As Chinese stocks enter into a bear market on Monday after being absolutely whipsawed following the news from Greece that sent the nation’s stocks falling over 10 percent then surging back 2 percent (and then back-and-forth), a stark notice has bent sent to bullish investors in China, and it could not have come at a worse time.
On Monday, MSCI said that China’s securities regulator faces a “massive job“ to coordinate the changes needed for domestic shares in Shanghai and Shenzhen markets, known as A-shares, to be listed in its key emerging markets index, Reuters reports.

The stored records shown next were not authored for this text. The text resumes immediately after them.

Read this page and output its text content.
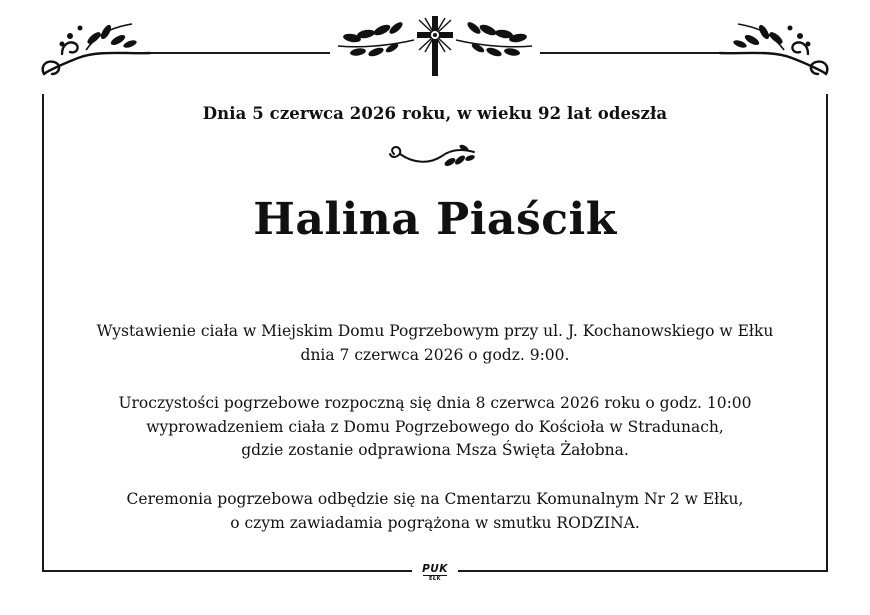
Dnia 5 czerwca 2026 roku, w wieku 92 lat odeszła
Halina Piaścik
Wystawienie ciała w Miejskim Domu Pogrzebowym przy ul. J. Kochanowskiego w Ełku
dnia 7 czerwca 2026 o godz. 9:00.
Uroczystości pogrzebowe rozpoczną się dnia 8 czerwca 2026 roku o godz. 10:00
wyprowadzeniem ciała z Domu Pogrzebowego do Kościoła w Stradunach,
gdzie zostanie odprawiona Msza Święta Żałobna.
Ceremonia pogrzebowa odbędzie się na Cmentarzu Komunalnym Nr 2 w Ełku,
o czym zawiadamia pogrążona w smutku RODZINA.
PUK
EŁK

MSCI’s global emerging markets index, is a big deal, as most investors already know, as it is tracked by $1.7 trillion of funds.
“It’s not a simple issue – they have to coordinate nine ministries…so don’t underestimate how difficult this task is,” Chris Ryan, head of Asia Pacific at MSCI, told an investor conference in Hong Kong.
On June 10, MSCI told China that it needs to further liberalise its capital markets before its share will be able to be included into its Emerging Markets Index, tracked by $1.7 trillion of funds.
Prior to the MSCI decision, Vanguard Group — the largest U.S. mutual fund firm — decided that it would add mainland Chinese shares to its $69 billion emerging-market fund.
A week prior to MSCI’s announcement, index provider FTSE announced that it was including China’s A shares in two new transitional emerging market indexes called the FTSE Emerging Markets China A Inclusion Indexes, with one Index that will track all-cap stocks and the other index to track large and mid-cap stocks.
MSCI previously estimated that such a move could bring $400 billion to China stocks over time.